Despite periods of market volatility, 2010 was largely a good year for many investors. Equities continued to rebound strongly from the lows experienced in March 2009, providing increased levels of returns.
However, it wasn’t such good news for those invested in products which didn’t share in the stock market upturn. What’s even worse is that these investors may not even be aware that their investments under-performed. In the worst cases, they may not have received updates at all.
The performance of investment funds can be measured by ranking each fund against its Investment Management Association (IMA) sector peers. For example, if a sector has 100 funds, the funds ranked 1-50 are classed as above average; funds 51-100 below average. Yet when updating clients on their investment portfolio, many advisers fail to provide this context – leaving you unable to compare the level of return. You may be told, for example, your investment returned nine per cent last year, but have no way of quantifying if this is satisfactory or disappointing compared to how other funds performed.
The variation in returns from an above and below average fund can be staggering, especially over the long-term. According to Hindsight statistics, up to December 31, 2010, the difference in performance between an average top half-performing and an average bottom half-performing Cautious Managed sector fund was 15 per cent after three years – and an incredible 54 per cent after 10 years. If you had invested £50,000, the difference in returns could be £7,500 after three years and £27,000 after 10 years.

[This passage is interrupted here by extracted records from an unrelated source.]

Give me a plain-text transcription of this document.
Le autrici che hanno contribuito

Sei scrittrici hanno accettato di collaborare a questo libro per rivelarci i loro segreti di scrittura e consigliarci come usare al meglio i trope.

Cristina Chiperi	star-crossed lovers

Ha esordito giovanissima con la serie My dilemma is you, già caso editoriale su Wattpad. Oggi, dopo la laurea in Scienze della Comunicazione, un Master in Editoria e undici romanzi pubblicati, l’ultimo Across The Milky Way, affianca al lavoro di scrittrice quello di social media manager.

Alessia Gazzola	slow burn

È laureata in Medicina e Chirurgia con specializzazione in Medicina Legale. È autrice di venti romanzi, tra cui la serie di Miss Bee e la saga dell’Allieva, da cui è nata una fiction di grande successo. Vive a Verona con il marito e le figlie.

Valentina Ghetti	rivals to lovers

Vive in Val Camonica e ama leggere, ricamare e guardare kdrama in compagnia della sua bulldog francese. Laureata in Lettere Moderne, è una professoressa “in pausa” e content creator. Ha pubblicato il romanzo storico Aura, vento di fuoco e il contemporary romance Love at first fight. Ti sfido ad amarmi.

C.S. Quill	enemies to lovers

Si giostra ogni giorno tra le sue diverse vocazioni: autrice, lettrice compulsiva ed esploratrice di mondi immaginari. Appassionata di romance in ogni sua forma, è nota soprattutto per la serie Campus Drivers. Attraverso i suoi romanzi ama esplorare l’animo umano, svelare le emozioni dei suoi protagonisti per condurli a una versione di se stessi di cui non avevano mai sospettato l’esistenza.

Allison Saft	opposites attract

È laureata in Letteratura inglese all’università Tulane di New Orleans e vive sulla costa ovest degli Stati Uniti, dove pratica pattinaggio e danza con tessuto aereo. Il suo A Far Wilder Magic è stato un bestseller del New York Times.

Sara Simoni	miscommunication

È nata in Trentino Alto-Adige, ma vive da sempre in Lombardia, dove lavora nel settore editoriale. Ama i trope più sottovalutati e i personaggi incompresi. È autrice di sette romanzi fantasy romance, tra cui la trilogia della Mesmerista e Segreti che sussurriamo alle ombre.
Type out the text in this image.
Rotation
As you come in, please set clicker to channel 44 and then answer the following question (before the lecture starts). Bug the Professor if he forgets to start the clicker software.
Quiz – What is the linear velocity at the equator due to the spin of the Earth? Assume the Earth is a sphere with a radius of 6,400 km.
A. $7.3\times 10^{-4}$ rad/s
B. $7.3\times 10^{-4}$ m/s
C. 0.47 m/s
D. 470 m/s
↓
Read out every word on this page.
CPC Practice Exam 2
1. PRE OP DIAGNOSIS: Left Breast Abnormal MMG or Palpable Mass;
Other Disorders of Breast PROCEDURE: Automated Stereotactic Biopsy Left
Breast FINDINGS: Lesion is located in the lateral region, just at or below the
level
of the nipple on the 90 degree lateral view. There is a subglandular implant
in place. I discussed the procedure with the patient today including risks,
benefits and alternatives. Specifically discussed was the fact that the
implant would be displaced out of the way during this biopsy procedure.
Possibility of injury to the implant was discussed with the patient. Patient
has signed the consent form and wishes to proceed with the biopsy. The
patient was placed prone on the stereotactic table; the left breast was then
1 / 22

Or to put it another way, it could determine whether you achieve your objectives or are forced to settle for something less.
The global economic turbulence of recent years has underlined the importance of your financial adviser continually monitoring your investments, as the performance of funds can change. Take the highest-performing funds for each IMA sector five years ago (2006): at the end of 2010, an amazing 42 per cent have gone from very good to below average. Without taking action, such as reviewing your investments, your portfolio could suffer.
If you’re uncertain how well your investments are performing, the first step should be to contact your adviser to get an accurate picture. Your money – and your financial objectives – are too important to be compromised by a lack of information.